The major limitation of the present work is its mostly descriptive nature and relatively small sample size that we tried to balance with an extensive data collection and accurate statistical analysis. However, due to the importance of this topic, dramatically increasing interest in this area and novelty of our findings, these exploratory investigations have also got a great scientific value. The use of adequate control samples (intact endometrium, autologous eutopic endometrium) minimizes research bias.
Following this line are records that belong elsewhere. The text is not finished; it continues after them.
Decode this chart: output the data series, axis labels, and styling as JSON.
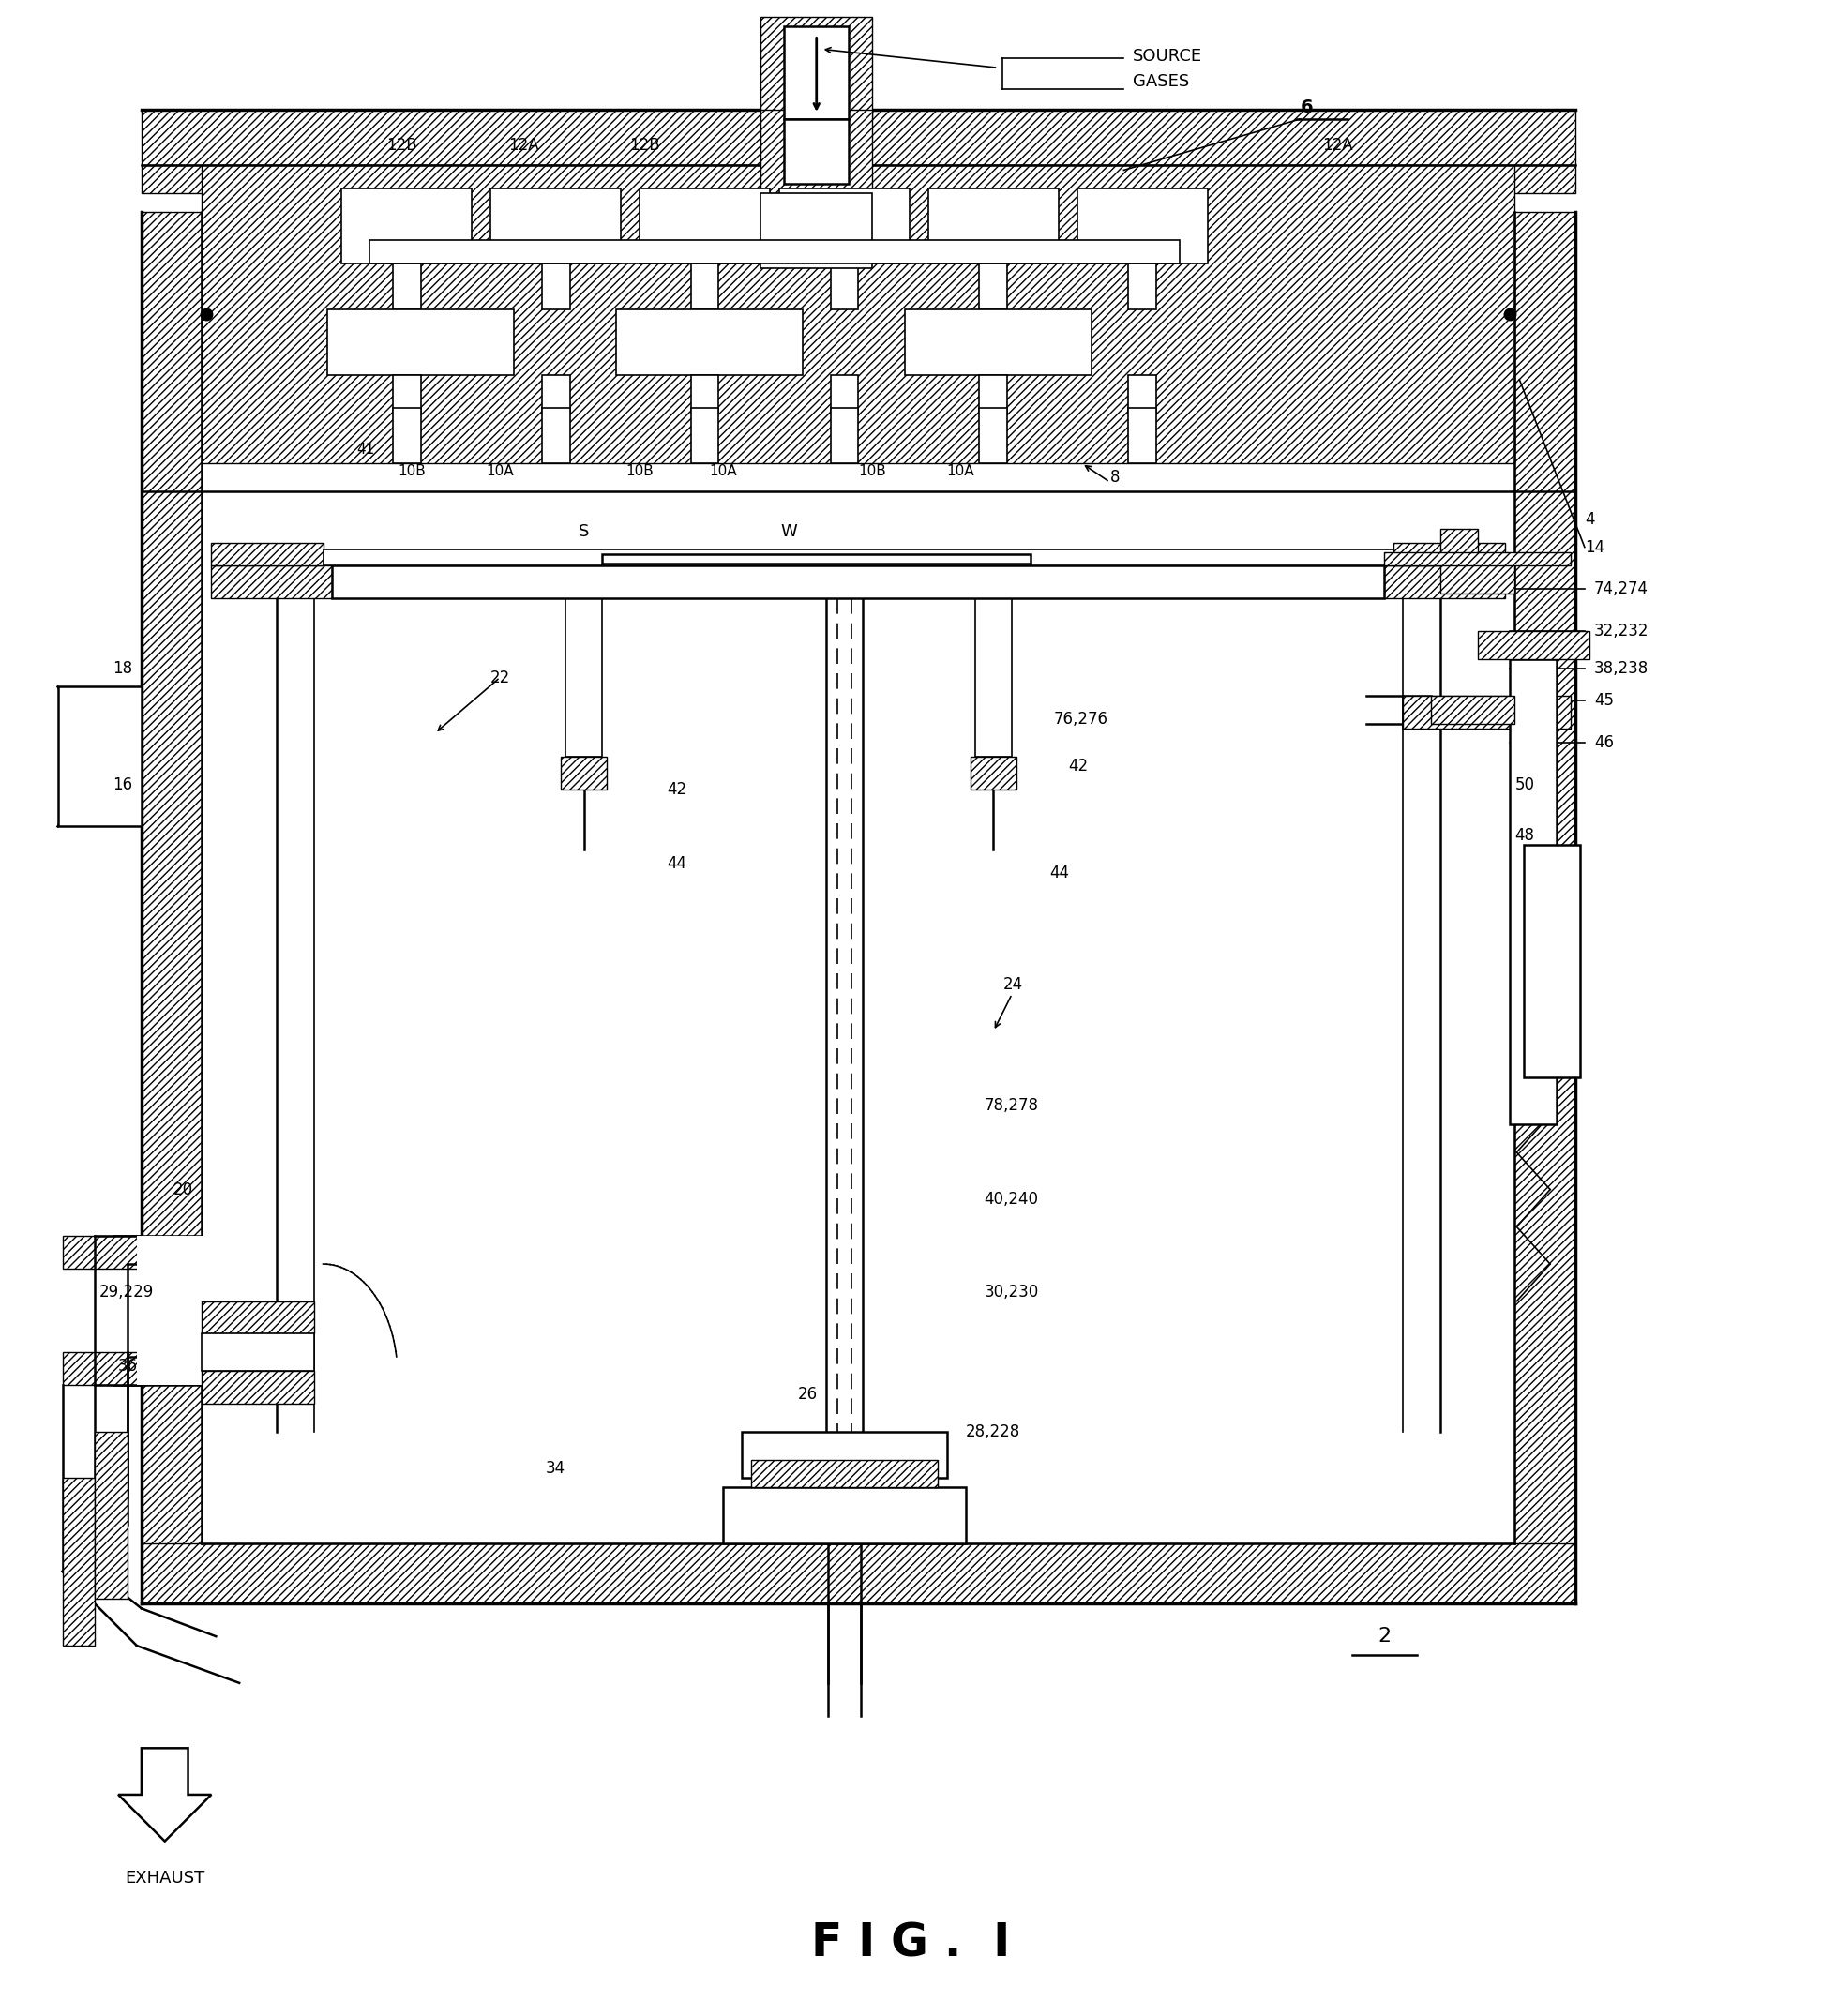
{
  "background": "#ffffff",
  "fig_title": "F I G .  I",
  "fig_num": "2",
  "source_gases": "SOURCE\nGASES",
  "exhaust_label": "EXHAUST",
  "line_color": "#000000"
}
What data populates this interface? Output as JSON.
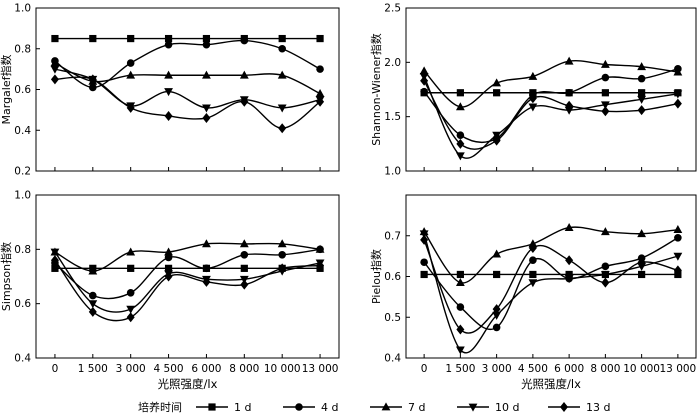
{
  "legend": {
    "title": "培养时间",
    "entries": [
      "1 d",
      "4 d",
      "7 d",
      "10 d",
      "13 d"
    ],
    "markers": [
      "square",
      "circle",
      "triangle-up",
      "triangle-down",
      "diamond"
    ]
  },
  "chart_data": [
    {
      "type": "line",
      "ylabel": "Margalef指数",
      "xlabel": "",
      "categories": [
        "0",
        "1 500",
        "3 000",
        "4 500",
        "6 000",
        "8 000",
        "10 000",
        "13 000"
      ],
      "ylim": [
        0.2,
        1.0
      ],
      "yticks": [
        0.2,
        0.4,
        0.6,
        0.8,
        1.0
      ],
      "ytick_labels": [
        "0.2",
        "0.4",
        "0.6",
        "0.8",
        "1.0"
      ],
      "show_xtick_labels": false,
      "series": [
        {
          "name": "1 d",
          "marker": "square",
          "values": [
            0.85,
            0.85,
            0.85,
            0.85,
            0.85,
            0.85,
            0.85,
            0.85
          ]
        },
        {
          "name": "4 d",
          "marker": "circle",
          "values": [
            0.74,
            0.61,
            0.73,
            0.82,
            0.82,
            0.84,
            0.8,
            0.7
          ]
        },
        {
          "name": "7 d",
          "marker": "triangle-up",
          "values": [
            0.73,
            0.64,
            0.67,
            0.67,
            0.67,
            0.67,
            0.67,
            0.58
          ]
        },
        {
          "name": "10 d",
          "marker": "triangle-down",
          "values": [
            0.7,
            0.65,
            0.52,
            0.59,
            0.51,
            0.55,
            0.51,
            0.55
          ]
        },
        {
          "name": "13 d",
          "marker": "diamond",
          "values": [
            0.65,
            0.65,
            0.51,
            0.47,
            0.46,
            0.54,
            0.41,
            0.54
          ]
        }
      ]
    },
    {
      "type": "line",
      "ylabel": "Shannon-Wiener指数",
      "xlabel": "",
      "categories": [
        "0",
        "1 500",
        "3 000",
        "4 500",
        "6 000",
        "8 000",
        "10 000",
        "13 000"
      ],
      "ylim": [
        1.0,
        2.5
      ],
      "yticks": [
        1.0,
        1.5,
        2.0,
        2.5
      ],
      "ytick_labels": [
        "1.0",
        "1.5",
        "2.0",
        "2.5"
      ],
      "show_xtick_labels": false,
      "series": [
        {
          "name": "1 d",
          "marker": "square",
          "values": [
            1.72,
            1.72,
            1.72,
            1.72,
            1.72,
            1.72,
            1.72,
            1.72
          ]
        },
        {
          "name": "4 d",
          "marker": "circle",
          "values": [
            1.73,
            1.33,
            1.3,
            1.7,
            1.72,
            1.86,
            1.85,
            1.94
          ]
        },
        {
          "name": "7 d",
          "marker": "triangle-up",
          "values": [
            1.92,
            1.59,
            1.81,
            1.87,
            2.01,
            1.98,
            1.96,
            1.91
          ]
        },
        {
          "name": "10 d",
          "marker": "triangle-down",
          "values": [
            1.87,
            1.14,
            1.33,
            1.59,
            1.56,
            1.61,
            1.66,
            1.71
          ]
        },
        {
          "name": "13 d",
          "marker": "diamond",
          "values": [
            1.83,
            1.25,
            1.28,
            1.67,
            1.6,
            1.55,
            1.56,
            1.62
          ]
        }
      ]
    },
    {
      "type": "line",
      "ylabel": "Simpson指数",
      "xlabel": "光照强度/lx",
      "categories": [
        "0",
        "1 500",
        "3 000",
        "4 500",
        "6 000",
        "8 000",
        "10 000",
        "13 000"
      ],
      "ylim": [
        0.4,
        1.0
      ],
      "yticks": [
        0.4,
        0.6,
        0.8,
        1.0
      ],
      "ytick_labels": [
        "0.4",
        "0.6",
        "0.8",
        "1.0"
      ],
      "show_xtick_labels": true,
      "series": [
        {
          "name": "1 d",
          "marker": "square",
          "values": [
            0.73,
            0.73,
            0.73,
            0.73,
            0.73,
            0.73,
            0.73,
            0.73
          ]
        },
        {
          "name": "4 d",
          "marker": "circle",
          "values": [
            0.75,
            0.63,
            0.64,
            0.77,
            0.73,
            0.78,
            0.78,
            0.8
          ]
        },
        {
          "name": "7 d",
          "marker": "triangle-up",
          "values": [
            0.79,
            0.72,
            0.79,
            0.79,
            0.82,
            0.82,
            0.82,
            0.8
          ]
        },
        {
          "name": "10 d",
          "marker": "triangle-down",
          "values": [
            0.79,
            0.6,
            0.58,
            0.71,
            0.69,
            0.69,
            0.72,
            0.75
          ]
        },
        {
          "name": "13 d",
          "marker": "diamond",
          "values": [
            0.76,
            0.57,
            0.55,
            0.7,
            0.68,
            0.67,
            0.73,
            0.74
          ]
        }
      ]
    },
    {
      "type": "line",
      "ylabel": "Pielou指数",
      "xlabel": "光照强度/lx",
      "categories": [
        "0",
        "1 500",
        "3 000",
        "4 500",
        "6 000",
        "8 000",
        "10 000",
        "13 000"
      ],
      "ylim": [
        0.4,
        0.8
      ],
      "yticks": [
        0.4,
        0.5,
        0.6,
        0.7
      ],
      "ytick_labels": [
        "0.4",
        "0.5",
        "0.6",
        "0.7"
      ],
      "show_xtick_labels": true,
      "series": [
        {
          "name": "1 d",
          "marker": "square",
          "values": [
            0.605,
            0.605,
            0.605,
            0.605,
            0.605,
            0.605,
            0.605,
            0.605
          ]
        },
        {
          "name": "4 d",
          "marker": "circle",
          "values": [
            0.635,
            0.525,
            0.475,
            0.64,
            0.595,
            0.625,
            0.645,
            0.695
          ]
        },
        {
          "name": "7 d",
          "marker": "triangle-up",
          "values": [
            0.71,
            0.585,
            0.655,
            0.68,
            0.72,
            0.71,
            0.705,
            0.715
          ]
        },
        {
          "name": "10 d",
          "marker": "triangle-down",
          "values": [
            0.705,
            0.42,
            0.505,
            0.585,
            0.595,
            0.605,
            0.625,
            0.65
          ]
        },
        {
          "name": "13 d",
          "marker": "diamond",
          "values": [
            0.69,
            0.47,
            0.52,
            0.67,
            0.64,
            0.585,
            0.635,
            0.615
          ]
        }
      ]
    }
  ]
}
Little is known about the presence, distribution and function of other TRP channels in different endometrial cells, but they are likely to be important molecules in intracellular signal transduction between epithelial and stromal cells of the uterus.[65] The expression of TRPC3 and TRPM7 is stable during the menstrual cycle. In the beginning of the luteal phase, TRPM4 and TRPM6 elevate which is followed by TRPV2, TRPC4 and TRPC6 increase.[66] These results suggest that specific up- and down-regulation of several TRP channels may play a role in physiological endometrial receptivity.

In summary, this is the first evidence for TRPA1 expression in the healthy human endometrium and its upregulation – alongside with that of TRPV1 – in rectosigmoid DIE nodules. Their expression increase positively correlates with the severity of different related pain symptoms suggesting their roles in the pathophysiological mechanisms.